Perdagangan antarpulau, kekayaan, dan pengaruh politik rupanya lebih diperhatikan oleh
sunan di Giri daripada hidup saleh secara Islam dn mempelajari ilmu agama.
Giri Kedaton atau Kerajaan Giri berlangsung selama 200 tahun. Sesudah Sunan
Giri meninggal dunia beliau digantikan anak keturunannya yaitu:
1. Sunan Dalem
2. Sunan Sedomargi
3. Sunan Giri Prapen
4. Sunan Kawis Guwa
5. Panembahan Ageng Giri
6. Panembahan Mas Witana Sideng Rana
7. Pangeran Singonegoro (bukan keturunan Sunan Giri
8. Pengeran Singosari
Pangeran Singosari ini berjuang gigih mempertahankan diri dari serbuan Sunan
Amangkurat II yang dibantu oleh VOC dan Kapten Jonker.
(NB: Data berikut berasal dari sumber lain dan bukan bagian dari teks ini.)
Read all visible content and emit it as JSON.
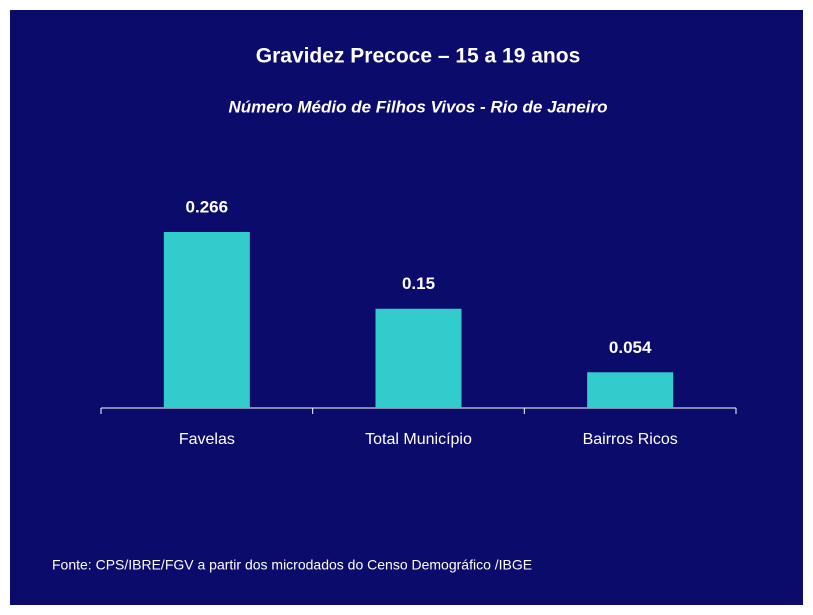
{
  "chart_data": {
    "type": "bar",
    "title": "Gravidez Precoce – 15 a 19 anos",
    "subtitle": "Número Médio de Filhos Vivos - Rio de Janeiro",
    "categories": [
      "Favelas",
      "Total Município",
      "Bairros Ricos"
    ],
    "values": [
      0.266,
      0.15,
      0.054
    ],
    "color": "#33cccc",
    "source": "Fonte: CPS/IBRE/FGV a partir dos microdados do Censo Demográfico /IBGE"
  }
}
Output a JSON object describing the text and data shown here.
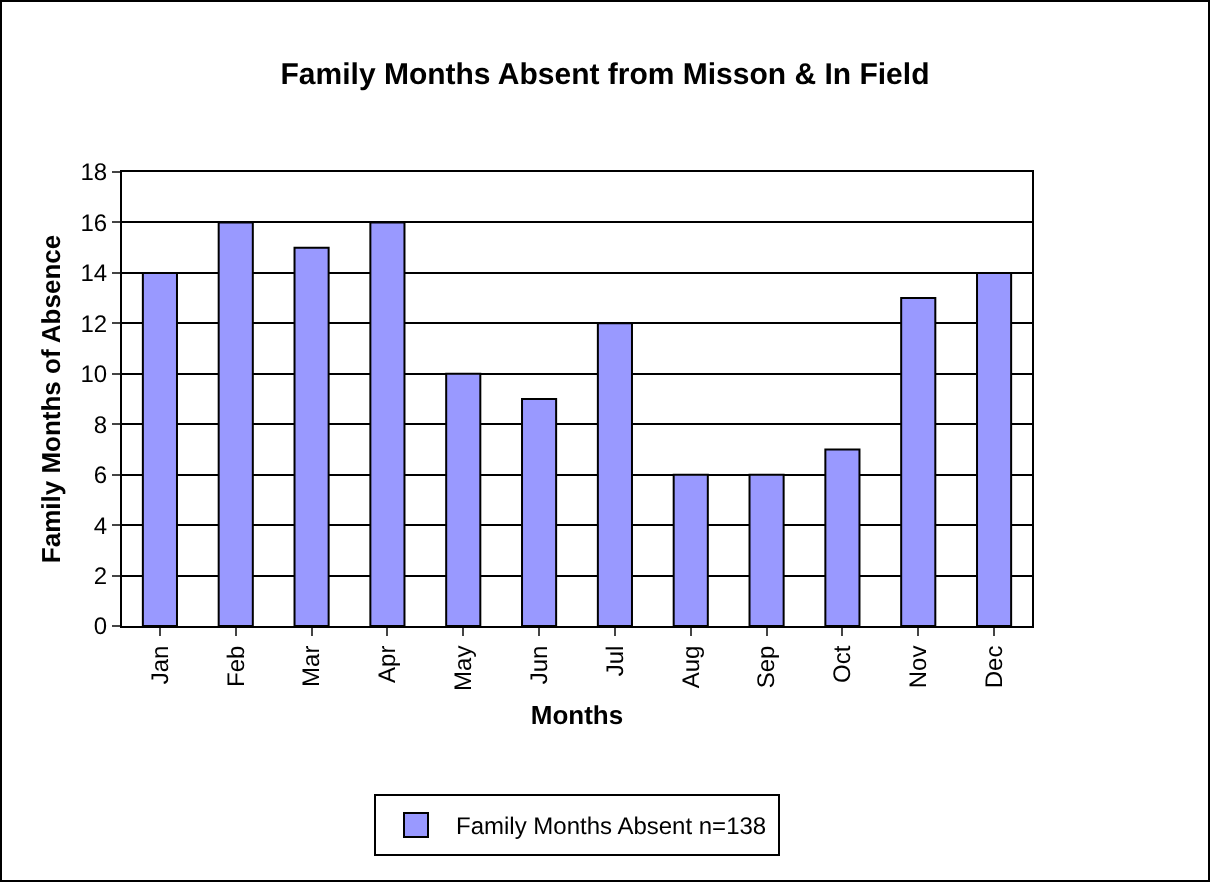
{
  "chart_data": {
    "type": "bar",
    "title": "Family Months Absent from Misson & In Field",
    "xlabel": "Months",
    "ylabel": "Family Months of Absence",
    "categories": [
      "Jan",
      "Feb",
      "Mar",
      "Apr",
      "May",
      "Jun",
      "Jul",
      "Aug",
      "Sep",
      "Oct",
      "Nov",
      "Dec"
    ],
    "series": [
      {
        "name": "Family Months Absent n=138",
        "color": "#9999ff",
        "values": [
          14,
          16,
          15,
          16,
          10,
          9,
          12,
          6,
          6,
          7,
          13,
          14
        ]
      }
    ],
    "ylim": [
      0,
      18
    ],
    "yticks": [
      0,
      2,
      4,
      6,
      8,
      10,
      12,
      14,
      16,
      18
    ],
    "grid": "y",
    "legend": "bottom"
  }
}
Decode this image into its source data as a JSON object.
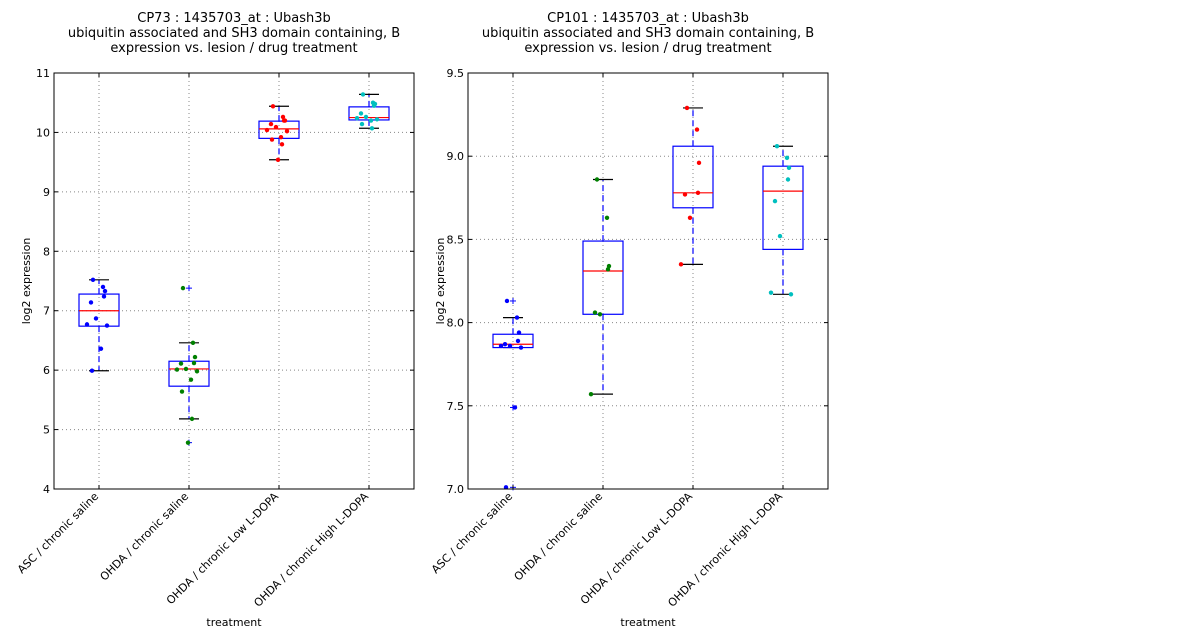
{
  "chart_data": [
    {
      "type": "box",
      "title": [
        "CP73 : 1435703_at : Ubash3b",
        "ubiquitin associated and SH3 domain containing, B",
        "expression vs. lesion / drug treatment"
      ],
      "xlabel": "treatment",
      "ylabel": "log2 expression",
      "ylim": [
        4,
        11
      ],
      "yticks": [
        4,
        5,
        6,
        7,
        8,
        9,
        10,
        11
      ],
      "ytick_labels": [
        "4",
        "5",
        "6",
        "7",
        "8",
        "9",
        "10",
        "11"
      ],
      "grid": true,
      "categories": [
        "ASC / chronic saline",
        "OHDA / chronic saline",
        "OHDA / chronic Low L-DOPA",
        "OHDA / chronic High L-DOPA"
      ],
      "point_colors": [
        "#0000ff",
        "#008000",
        "#ff0000",
        "#00bfbf"
      ],
      "boxes": [
        {
          "q1": 6.74,
          "median": 7.0,
          "q3": 7.28,
          "whisker_low": 5.99,
          "whisker_high": 7.52,
          "outliers": []
        },
        {
          "q1": 5.73,
          "median": 6.02,
          "q3": 6.15,
          "whisker_low": 5.18,
          "whisker_high": 6.46,
          "outliers": [
            7.38,
            4.78
          ]
        },
        {
          "q1": 9.9,
          "median": 10.06,
          "q3": 10.19,
          "whisker_low": 9.54,
          "whisker_high": 10.44,
          "outliers": []
        },
        {
          "q1": 10.21,
          "median": 10.25,
          "q3": 10.43,
          "whisker_low": 10.07,
          "whisker_high": 10.64,
          "outliers": []
        }
      ],
      "points": [
        [
          7.52,
          7.4,
          7.33,
          7.24,
          7.14,
          6.87,
          6.77,
          6.75,
          6.36,
          5.99
        ],
        [
          7.38,
          6.46,
          6.22,
          6.12,
          6.11,
          6.02,
          6.01,
          5.98,
          5.84,
          5.64,
          5.18,
          4.78
        ],
        [
          10.44,
          10.26,
          10.2,
          10.2,
          10.14,
          10.09,
          10.04,
          10.02,
          9.92,
          9.88,
          9.8,
          9.54
        ],
        [
          10.64,
          10.5,
          10.48,
          10.45,
          10.32,
          10.26,
          10.24,
          10.22,
          10.2,
          10.14,
          10.07
        ]
      ]
    },
    {
      "type": "box",
      "title": [
        "CP101 : 1435703_at : Ubash3b",
        "ubiquitin associated and SH3 domain containing, B",
        "expression vs. lesion / drug treatment"
      ],
      "xlabel": "treatment",
      "ylabel": "log2 expression",
      "ylim": [
        7.0,
        9.5
      ],
      "yticks": [
        7.0,
        7.5,
        8.0,
        8.5,
        9.0,
        9.5
      ],
      "ytick_labels": [
        "7.0",
        "7.5",
        "8.0",
        "8.5",
        "9.0",
        "9.5"
      ],
      "grid": true,
      "categories": [
        "ASC / chronic saline",
        "OHDA / chronic saline",
        "OHDA / chronic Low L-DOPA",
        "OHDA / chronic High L-DOPA"
      ],
      "point_colors": [
        "#0000ff",
        "#008000",
        "#ff0000",
        "#00bfbf"
      ],
      "boxes": [
        {
          "q1": 7.85,
          "median": 7.87,
          "q3": 7.93,
          "whisker_low": 7.85,
          "whisker_high": 8.03,
          "outliers": [
            8.13,
            7.49,
            7.01
          ]
        },
        {
          "q1": 8.05,
          "median": 8.31,
          "q3": 8.49,
          "whisker_low": 7.57,
          "whisker_high": 8.86,
          "outliers": []
        },
        {
          "q1": 8.69,
          "median": 8.78,
          "q3": 9.06,
          "whisker_low": 8.35,
          "whisker_high": 9.29,
          "outliers": []
        },
        {
          "q1": 8.44,
          "median": 8.79,
          "q3": 8.94,
          "whisker_low": 8.17,
          "whisker_high": 9.06,
          "outliers": []
        }
      ],
      "points": [
        [
          8.13,
          8.03,
          7.94,
          7.89,
          7.87,
          7.86,
          7.86,
          7.85,
          7.49,
          7.01
        ],
        [
          8.86,
          8.63,
          8.34,
          8.32,
          8.06,
          8.05,
          7.57
        ],
        [
          9.29,
          9.16,
          8.96,
          8.78,
          8.77,
          8.63,
          8.35
        ],
        [
          9.06,
          8.99,
          8.93,
          8.86,
          8.73,
          8.52,
          8.18,
          8.17
        ]
      ]
    }
  ]
}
Sesudah pangeran Singosari
wafat pada tahun 1679, habislah kekuasaan Giri Kedaton. Meski demikian kharisma
Sunan Giri sebagai ulama besar wali terkemuka tetap abadi sepanjang masa.

E. SUNAN AMPEL
1. Asal usul sunan ampel (Maulana Malik Ibrahim)
Di Rusia selatan ada sebuah daerah yang disebut Bukhara. Bukhara ini terletak di
Samarqand. Sejak dahulu daerah yang disebut Bukhara. Bukhara ini terletak di
Samarqand. Sejak dahulu daerah Samarqand dikenal sebagai daerah Islam yang
menelorkan ulama-ulama besar seperti sarjana hadist terkenal yaitu Imam Bukhari yang
mashur sebagai perawi hadits sahih.
Di Samarqand ini ada seorang ulama besar bernama Syekh jamalluddin Jumadil
Kubra, seorang Ahlussunnah bermahzab Syafi’i, beliau mempunyai seorang putra
bernama Ibrahim. Karena berasal dari Samarqand maka Ibrahim kemudian mendapat
tambahan Samarqandi. Orang jawa sangat sukar mengucapkan Samarqandi maka mereka
hanya menyebutkan sebagai Syekh Ibrahim Asmarakandi.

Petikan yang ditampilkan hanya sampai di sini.